As passionate as Barbara was about art history, her family and friends came first. She was a devoted wife and best friend to husband Joseph. She dragged him throughout Europe as she researched her art, but they always found time to enjoy long walks and wonderful restaurants along the way. They met at a school dance and continued to love dancing together for the rest of their lives. Barbara and Joseph also loved to travel for pleasure, to go to the theater and museums, to dine and laugh with friends, and to watch romantic comedies.
Barbara lovingly raised daughters Debra and Jennifer to be fiercely independent. She sparked a love of the arts, theater, and movies in them, but also encouraged them to achieve their own successes, however they defined them. Through ups and downs, she never stopped supporting them. She adored her grandchildren Benjamin, Zachary, and Oliver, and loved spoiling them with a ridiculous number of presents — every holiday was special for her, always an opportunity to celebrate and show her family how much she loved them. Known to her friends as Bobbi, she was loved by many for being a generous, loyal, and devoted friend. And she pampered her dogs, who were her constant companions.

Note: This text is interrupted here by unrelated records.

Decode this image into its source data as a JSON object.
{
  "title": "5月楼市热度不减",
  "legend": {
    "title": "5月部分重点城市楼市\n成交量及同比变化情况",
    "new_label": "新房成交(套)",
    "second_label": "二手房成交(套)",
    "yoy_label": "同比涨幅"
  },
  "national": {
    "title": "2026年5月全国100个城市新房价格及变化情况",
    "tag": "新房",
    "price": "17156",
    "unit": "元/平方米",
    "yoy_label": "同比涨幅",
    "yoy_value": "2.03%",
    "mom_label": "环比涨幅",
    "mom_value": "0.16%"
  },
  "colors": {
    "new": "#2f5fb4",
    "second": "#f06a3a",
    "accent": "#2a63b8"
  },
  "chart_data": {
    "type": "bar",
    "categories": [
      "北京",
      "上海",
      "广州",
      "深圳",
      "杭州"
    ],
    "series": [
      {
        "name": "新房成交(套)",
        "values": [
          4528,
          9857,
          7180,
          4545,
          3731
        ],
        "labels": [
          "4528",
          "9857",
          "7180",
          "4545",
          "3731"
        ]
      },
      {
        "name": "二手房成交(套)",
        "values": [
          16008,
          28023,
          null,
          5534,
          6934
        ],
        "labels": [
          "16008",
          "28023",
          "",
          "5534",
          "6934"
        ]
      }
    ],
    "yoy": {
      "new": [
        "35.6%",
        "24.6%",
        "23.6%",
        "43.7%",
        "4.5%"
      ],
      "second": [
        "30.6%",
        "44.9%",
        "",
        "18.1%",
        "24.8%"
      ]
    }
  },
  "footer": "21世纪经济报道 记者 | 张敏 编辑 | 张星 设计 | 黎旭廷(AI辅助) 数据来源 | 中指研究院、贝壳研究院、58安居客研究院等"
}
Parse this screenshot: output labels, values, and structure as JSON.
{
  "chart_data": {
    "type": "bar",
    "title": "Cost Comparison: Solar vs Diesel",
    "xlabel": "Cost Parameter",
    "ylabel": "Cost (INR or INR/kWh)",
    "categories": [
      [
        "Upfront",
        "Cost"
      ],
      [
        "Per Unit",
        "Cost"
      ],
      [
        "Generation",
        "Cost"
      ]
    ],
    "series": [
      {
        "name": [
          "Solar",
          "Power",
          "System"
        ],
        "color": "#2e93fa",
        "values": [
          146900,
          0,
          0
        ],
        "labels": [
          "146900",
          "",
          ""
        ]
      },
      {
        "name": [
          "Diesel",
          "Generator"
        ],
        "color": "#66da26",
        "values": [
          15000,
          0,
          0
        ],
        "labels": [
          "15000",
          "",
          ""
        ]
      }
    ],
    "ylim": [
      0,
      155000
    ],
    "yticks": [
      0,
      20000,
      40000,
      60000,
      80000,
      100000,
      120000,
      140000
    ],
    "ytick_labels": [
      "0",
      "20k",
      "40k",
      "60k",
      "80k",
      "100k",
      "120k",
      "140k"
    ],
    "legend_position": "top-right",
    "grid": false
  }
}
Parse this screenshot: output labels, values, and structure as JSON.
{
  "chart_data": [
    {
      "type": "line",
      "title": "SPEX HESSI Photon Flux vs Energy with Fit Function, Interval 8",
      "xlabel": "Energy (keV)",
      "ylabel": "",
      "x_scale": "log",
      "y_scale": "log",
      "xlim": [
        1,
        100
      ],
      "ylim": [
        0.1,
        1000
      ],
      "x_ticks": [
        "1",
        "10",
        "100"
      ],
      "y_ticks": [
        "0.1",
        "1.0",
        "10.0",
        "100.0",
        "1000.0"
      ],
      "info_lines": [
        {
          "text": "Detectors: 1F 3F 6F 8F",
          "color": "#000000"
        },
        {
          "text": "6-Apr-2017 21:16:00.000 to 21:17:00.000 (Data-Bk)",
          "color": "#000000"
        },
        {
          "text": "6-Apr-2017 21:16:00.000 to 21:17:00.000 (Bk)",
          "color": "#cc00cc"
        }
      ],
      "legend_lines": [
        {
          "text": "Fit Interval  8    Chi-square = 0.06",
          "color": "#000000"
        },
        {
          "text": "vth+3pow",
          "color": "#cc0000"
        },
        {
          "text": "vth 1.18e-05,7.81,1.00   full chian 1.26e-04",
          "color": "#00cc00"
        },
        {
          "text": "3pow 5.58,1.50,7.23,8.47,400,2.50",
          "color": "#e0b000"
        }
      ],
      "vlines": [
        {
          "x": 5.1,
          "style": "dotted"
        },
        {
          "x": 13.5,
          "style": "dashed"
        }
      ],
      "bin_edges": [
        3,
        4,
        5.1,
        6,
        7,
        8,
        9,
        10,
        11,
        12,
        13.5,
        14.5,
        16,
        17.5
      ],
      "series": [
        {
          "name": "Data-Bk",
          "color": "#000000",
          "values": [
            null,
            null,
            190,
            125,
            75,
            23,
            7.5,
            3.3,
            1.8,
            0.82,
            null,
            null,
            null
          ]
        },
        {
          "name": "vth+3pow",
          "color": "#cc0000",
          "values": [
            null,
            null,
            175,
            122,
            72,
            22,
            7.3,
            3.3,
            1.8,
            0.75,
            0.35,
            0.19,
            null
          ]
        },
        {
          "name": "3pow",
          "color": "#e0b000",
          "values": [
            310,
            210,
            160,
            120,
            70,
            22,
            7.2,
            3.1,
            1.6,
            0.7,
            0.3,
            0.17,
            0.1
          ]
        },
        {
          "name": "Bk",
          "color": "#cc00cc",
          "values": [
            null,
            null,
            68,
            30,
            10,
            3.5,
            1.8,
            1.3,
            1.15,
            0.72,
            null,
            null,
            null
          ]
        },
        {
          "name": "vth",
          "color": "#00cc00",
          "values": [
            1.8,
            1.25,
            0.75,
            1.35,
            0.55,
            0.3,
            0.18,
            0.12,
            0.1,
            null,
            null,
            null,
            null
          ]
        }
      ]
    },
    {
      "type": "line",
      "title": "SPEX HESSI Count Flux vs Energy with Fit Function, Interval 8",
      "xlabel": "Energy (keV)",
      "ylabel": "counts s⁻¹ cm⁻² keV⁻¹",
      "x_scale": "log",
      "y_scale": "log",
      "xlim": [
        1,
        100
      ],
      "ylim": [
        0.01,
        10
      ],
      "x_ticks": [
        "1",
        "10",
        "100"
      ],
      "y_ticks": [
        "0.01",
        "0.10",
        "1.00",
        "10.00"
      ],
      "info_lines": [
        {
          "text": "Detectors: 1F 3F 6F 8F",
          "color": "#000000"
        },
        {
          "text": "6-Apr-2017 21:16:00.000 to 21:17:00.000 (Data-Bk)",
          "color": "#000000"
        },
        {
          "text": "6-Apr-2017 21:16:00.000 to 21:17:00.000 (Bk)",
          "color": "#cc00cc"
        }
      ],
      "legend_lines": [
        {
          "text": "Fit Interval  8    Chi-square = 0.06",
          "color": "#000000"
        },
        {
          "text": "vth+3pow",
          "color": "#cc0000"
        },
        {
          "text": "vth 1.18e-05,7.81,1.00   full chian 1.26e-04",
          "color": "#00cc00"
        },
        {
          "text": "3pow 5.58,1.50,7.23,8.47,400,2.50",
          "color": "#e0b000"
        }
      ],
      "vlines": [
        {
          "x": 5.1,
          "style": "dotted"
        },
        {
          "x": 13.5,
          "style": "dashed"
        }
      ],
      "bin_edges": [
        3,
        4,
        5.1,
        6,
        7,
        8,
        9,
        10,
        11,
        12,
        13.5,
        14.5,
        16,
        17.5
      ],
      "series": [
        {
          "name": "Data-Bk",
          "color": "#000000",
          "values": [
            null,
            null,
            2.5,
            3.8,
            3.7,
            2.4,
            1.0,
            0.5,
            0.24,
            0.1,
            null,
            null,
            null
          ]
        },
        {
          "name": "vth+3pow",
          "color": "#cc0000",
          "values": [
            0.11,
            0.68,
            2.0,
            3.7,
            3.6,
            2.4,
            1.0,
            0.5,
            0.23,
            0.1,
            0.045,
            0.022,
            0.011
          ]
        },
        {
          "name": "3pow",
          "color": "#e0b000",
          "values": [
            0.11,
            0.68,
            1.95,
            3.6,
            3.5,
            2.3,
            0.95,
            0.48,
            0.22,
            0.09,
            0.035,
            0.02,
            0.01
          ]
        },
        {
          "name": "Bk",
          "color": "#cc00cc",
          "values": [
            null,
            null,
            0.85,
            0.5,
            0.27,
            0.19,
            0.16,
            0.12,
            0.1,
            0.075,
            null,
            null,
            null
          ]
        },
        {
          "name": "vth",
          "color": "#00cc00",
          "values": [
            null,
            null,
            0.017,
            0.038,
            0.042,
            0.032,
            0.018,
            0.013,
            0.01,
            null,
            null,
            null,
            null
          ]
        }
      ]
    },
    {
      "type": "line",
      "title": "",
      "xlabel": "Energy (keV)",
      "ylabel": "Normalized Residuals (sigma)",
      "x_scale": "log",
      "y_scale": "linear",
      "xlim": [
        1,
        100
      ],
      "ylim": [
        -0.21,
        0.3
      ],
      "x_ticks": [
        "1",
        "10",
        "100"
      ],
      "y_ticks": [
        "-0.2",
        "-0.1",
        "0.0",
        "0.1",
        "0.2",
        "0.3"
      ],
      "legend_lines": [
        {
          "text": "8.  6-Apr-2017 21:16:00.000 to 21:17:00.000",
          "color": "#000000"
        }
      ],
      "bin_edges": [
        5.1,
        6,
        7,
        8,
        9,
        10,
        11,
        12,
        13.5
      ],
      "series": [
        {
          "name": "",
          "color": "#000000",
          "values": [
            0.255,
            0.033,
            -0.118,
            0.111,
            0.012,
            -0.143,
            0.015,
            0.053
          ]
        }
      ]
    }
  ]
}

While continuing to live in New York for the rest of her life, Barbara and Joseph bought a second home in Ridgefield, CT in 1990 that was designed by Edgar Tafel, an apprentice of Frank Lloyd Wright. They had looked for many years to find a place that was more than just a house, and finally found it in Tafel’s design, which expressed the best of the Prairie style, built into and open to the landscape. They restored the house with Tafel’s help, and it became her favorite place to spend weekends and holidays with family.
Barbara had a strong sense of ethics and always advocated for doing the right thing, in both her professional and her personal life, for both herself and more often for others. She also had a big sweet tooth, a mischievous grin, and a bubbly laugh. There was nothing better at the end of the day than snuggling in bed with her husband, her dog, and any other family that were around, to watch an upbeat movie and snack on candy.
Barbara is survived by husband Joseph, daughters Debra and Jennifer, grandchildren Benjamin, Zachary, and Oliver, sister Anne, and many cousins, nieces, and nephews. She will be very greatly missed, but just as greatly remembered. She will always be part of us.